AWS X-Ray: Force Sample

Background

At my current workplace, we use X-Ray configured with a sample rate of 0.01. This means that a random 1% of requests will be traced. The low rate is great at keeping costs down, but it’s not useful for debugging specific failed requests. Fortunately, you can force X-Ray to sample your request by generating a trace id, and setting the X-Amzn-Trace-Id header.

Generating trace IDs

The id format is documented here along with a Python code sample.

A trace_id consists of three numbers separated by hyphens. For example, 1-58406520-a006649127e371903a2de979. This includes:

  • The version number, that is, 1.
  • The time of the original request, in Unix epoch time, in 8 hexadecimal digits.
  • For example, 10:00AM December 1st, 2016 PST in epoch time is 1480615200 seconds, or 58406520 in hexadecimal digits.
  • A 96-bit identifier for the trace, globally unique, in 24 hexadecimal digits.

Python Implementation:

import time
import os
import binascii

def create_trace_id():
	START_TIME = time.time()
	timestamp = hex(int(time.time()))[2:]
	random = binascii.hexlify(os.urandom(12)).decode('utf-8')
	return "1-{}-{}".format(timestamp, random)

Node.js Implementation:

import { randomBytes } from 'crypto';

export function createTraceID(): string {
	const timestamp = Math.floor(Date.now() / 1000).toString(16);
	const random = randomBytes(12).toString('hex');
	return `1-${timestamp}-${random}`;
}

Go Implementation:

package main

import (
	"crypto/rand"
	"fmt"
	"time"
)

func CreateTraceID() string {
	var id [12]byte
	rand.Read(id[:])
	return fmt.Sprintf("1-%08x-%x", time.Now().Unix(), id)
}

Making HTTP requests with the trace ID

The trace id is passed via the X-Amzn-Trace-Id header using the following format:

X-Amzn-Trace-Id: Root=<trace-id>;Parent=<span-id>;Sampled=<1 or 0>

As you’ve probably inferred, setting Sampled=1 will instruct X-Ray to sample the request. Here’s a full runnable example in Go:

package main

import (
	"crypto/rand"
	"fmt"
	"log"
	"net/http"
	"time"
)

func CreateTraceID() string {
	var id [12]byte
	rand.Read(id[:])
	return fmt.Sprintf("1-%08x-%x", time.Now().Unix(), id)
}

func main() {
	url := "https://api.company.com/v1/service"
	req, _ := http.NewRequest(http.MethodGet, url , nil)
	traceID := CreateTraceID()
	fmt.Printf("TraceID: %s\n", traceID)
	req.Header.Set(
		"X-Amzn-Trace-Id",
		fmt.Sprintf("Root=%s;Sampled=1", traceID),
	)
	_, err = http.DefaultClient.Do(req)
	if err != nil {
		log.Fatal(err)
	}
}

Debugging a flaky Node.js Test

Using our newly aquired information, lets see how we can use it to debug a flaky integration test that only fails in CI.

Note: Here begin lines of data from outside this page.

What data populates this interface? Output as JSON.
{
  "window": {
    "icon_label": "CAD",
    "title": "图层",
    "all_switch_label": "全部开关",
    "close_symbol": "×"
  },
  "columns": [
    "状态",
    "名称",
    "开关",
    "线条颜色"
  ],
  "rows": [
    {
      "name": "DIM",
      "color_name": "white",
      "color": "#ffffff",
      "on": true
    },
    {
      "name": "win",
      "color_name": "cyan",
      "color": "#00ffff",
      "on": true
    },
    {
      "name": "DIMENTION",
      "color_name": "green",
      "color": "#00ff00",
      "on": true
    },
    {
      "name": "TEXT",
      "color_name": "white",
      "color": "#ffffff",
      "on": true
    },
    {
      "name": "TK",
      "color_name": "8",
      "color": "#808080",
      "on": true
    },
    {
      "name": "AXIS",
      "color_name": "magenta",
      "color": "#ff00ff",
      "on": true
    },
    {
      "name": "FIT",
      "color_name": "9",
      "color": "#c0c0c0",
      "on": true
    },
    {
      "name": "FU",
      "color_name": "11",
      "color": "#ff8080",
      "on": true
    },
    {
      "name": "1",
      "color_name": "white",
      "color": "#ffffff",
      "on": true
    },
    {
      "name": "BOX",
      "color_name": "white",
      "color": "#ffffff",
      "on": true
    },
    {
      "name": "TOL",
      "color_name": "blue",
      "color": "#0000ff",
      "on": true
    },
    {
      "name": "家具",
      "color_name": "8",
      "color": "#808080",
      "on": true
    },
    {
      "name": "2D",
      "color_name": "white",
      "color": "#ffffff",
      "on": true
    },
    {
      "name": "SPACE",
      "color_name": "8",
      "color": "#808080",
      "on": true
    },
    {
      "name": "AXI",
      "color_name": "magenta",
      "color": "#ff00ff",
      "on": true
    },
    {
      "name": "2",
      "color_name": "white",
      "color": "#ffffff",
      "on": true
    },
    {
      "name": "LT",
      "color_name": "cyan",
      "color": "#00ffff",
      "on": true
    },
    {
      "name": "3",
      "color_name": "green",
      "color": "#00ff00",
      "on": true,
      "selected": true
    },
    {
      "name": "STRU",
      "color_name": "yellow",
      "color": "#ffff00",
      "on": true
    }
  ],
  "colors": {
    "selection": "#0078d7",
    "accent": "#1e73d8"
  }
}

it("should create and delete a user", async () => {
	const user = await api.createUser({
		name: "Bob Marley",
		email: "bob.marley@protonmail.com",
	});
	await api.deleteUser(user.id);
});

Let’s use the @mswjs/interceptors package to add trace ids to all outgoing requests.

import { BatchInterceptor } from '@mswjs/interceptors';
import nodeInterceptors from '@mswjs/interceptors/lib/presets/node';
import { randomBytes } from 'crypto';

export function createTraceID(): string {
	const timestamp = Math.floor(Date.now() / 1000).toString(16);
	const random = randomBytes(12).toString('hex');
	return `1-${timestamp}-${random}`;
}

it("should create and delete a user", async () => {
	const interceptor = new BatchInterceptor({
		name: "http intercept",
		interceptors: nodeInterceptors,
	});

	interceptor.on('request', (req) => {
		const traceID = createTraceID();
		const header = `Root=${traceID};Sampled=1`;
		req.headers.set("X-Amzn-Trace-Id", header);
		console.log("intercept", {
			method: req.method,
			url: req.url,
			traceID,
		});
	});

	interceptor.apply();

	const user = await api.createUser({ 
		name: "Bob Marley",
		email: "bob.marley@protonmail.com",
	});
	await api.deleteUser(user.id);

	interceptor.dispose();
});

Now it’s a matter of waiting until the flaky test fails. Once that happens we’ll have a corresponding trace id!